Re: releasing result pages in svc_xprt_release()

NeilBrown <neilb@xxxxxxx> · Tue, 02 Feb 2021 10:27:25 +1100

On Mon, Feb 01 2021, Chuck Lever wrote:

>> On Jan 31, 2021, at 6:45 PM, NeilBrown <neilb@xxxxxxx> wrote:
>> 
>> On Fri, Jan 29 2021, Chuck Lever wrote:
>>> 
>>> What's your opinion?
>> 
>> To form a coherent opinion, I would need to know what that problem is.
>> I certainly accept that there could be performance problems in releasing
>> and re-allocating pages which might be resolved by batching, or by copying,
>> or by better tracking.  But without knowing what hot-spot you want to
>> cool down, I cannot think about how that fits into the big picture.
>> So: what exactly is the problem that you see?
>
> The problem is that each 1MB NFS READ, for example, hands 257 pages
> back to the page allocator, then allocates another 257 pages. One page
> is not terrible, but 510+ allocator calls for every RPC begins to get
> costly.
>
> Also, remember that both allocating and freeing a page means an irqsave
> spin lock -- that will serialize all other page allocations, including
> allocation done by other nfsd threads.
>
> So I'd like to lower page allocator contention and the rate at which
> IRQs are disabled and enabled when the NFS server becomes busy, as it
> might with several 25 GbE NICs, for instance.
>
> Holding onto the same pages means we can make better use of TLB
> entries -- fewer TLB flushes is always a good thing.
>
> I know that the network folks at Red Hat have been staring hard at
> reducing memory allocation in the stack for several years. I recall
> that Matthew Wilcox recently made similar improvements to the block
> layer.
>
> With the advent of 100GbE and Optane-like durable storage, the balance
> of memory allocation cost to device latency has shifted so that
> superfluous memory allocation is noticeable.
>
>
> At first I thought of creating a page allocator API that could grab
> or free an array of pages while taking the allocator locks once. But
> now I wonder if there are opportunities to reduce the amount of page
> allocator traffic.

Thanks.  This helps me a lot.

I wonder if there is some low-hanging fruit here.
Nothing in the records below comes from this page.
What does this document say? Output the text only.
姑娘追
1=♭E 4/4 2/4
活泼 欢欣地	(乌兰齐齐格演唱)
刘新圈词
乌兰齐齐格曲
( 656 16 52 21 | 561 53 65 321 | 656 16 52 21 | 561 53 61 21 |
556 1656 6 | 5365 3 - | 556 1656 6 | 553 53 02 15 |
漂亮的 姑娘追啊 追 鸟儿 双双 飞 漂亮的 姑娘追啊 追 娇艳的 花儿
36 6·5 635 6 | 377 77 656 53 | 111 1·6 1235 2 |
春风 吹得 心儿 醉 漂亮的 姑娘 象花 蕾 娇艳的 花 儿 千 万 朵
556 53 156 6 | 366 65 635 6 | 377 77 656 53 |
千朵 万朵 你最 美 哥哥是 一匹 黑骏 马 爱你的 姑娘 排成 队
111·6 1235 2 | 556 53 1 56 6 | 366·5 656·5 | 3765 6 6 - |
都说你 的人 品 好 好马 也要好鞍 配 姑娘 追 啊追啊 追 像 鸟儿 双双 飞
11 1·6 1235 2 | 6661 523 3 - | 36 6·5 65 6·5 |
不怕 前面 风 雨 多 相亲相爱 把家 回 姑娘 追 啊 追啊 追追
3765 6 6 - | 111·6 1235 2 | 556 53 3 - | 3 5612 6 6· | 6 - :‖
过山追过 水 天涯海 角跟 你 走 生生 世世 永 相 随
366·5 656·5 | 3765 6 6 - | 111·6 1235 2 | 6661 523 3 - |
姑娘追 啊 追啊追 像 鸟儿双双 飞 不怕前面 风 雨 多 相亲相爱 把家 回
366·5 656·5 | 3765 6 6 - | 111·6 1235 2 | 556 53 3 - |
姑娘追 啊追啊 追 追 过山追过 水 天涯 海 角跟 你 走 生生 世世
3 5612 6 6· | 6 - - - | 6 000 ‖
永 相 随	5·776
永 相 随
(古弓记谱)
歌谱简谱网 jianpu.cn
If I read the code correctly (which is not certain, but what I see does
seem to agree with vague memories of how it all works), we currently do
a lot of wasted alloc/frees for zero-copy reads.

We allocate lots of pages and store the pointers in ->rq_respages
(i.e. ->rq_pages)
Then nfsd_splice_actor frees many of those pages and
replaces the pointers with pointers to page-cache pages.  Then we release
those page-cache pages.

We need to have allocated them, but we don't need to free them.
We can add some new array for storing them, have nfsd_splice_actor move
them to that array, and have svc_alloc_arg() move pages back from the
store rather than re-allocating them.

Or maybe something even more sophisticated where we only move them out
of the store when we actually need them.

Having the RDMA layer return pages when they are finished with might
help.  You might even be able to use atomics (cmpxchg) to handle the
contention.  But I'm not convinced it would be worth it.

I *really* like your idea of a batch-API for page-alloc and page-free.
This would likely be useful for other users, and it would be worth
writing more code to get peak performance - things such as per-cpu
queues of returned pages and so-forth (which presumably already exist).

I cannot be sure that the batch-API would be better than a focused API
just for RDMA -> NFSD.  But my guess is that it would be at least nearly
as good, and would likely get a lot more eyes on the code.

NeilBrown
Attachment:
signature.asc

Description: PGP signature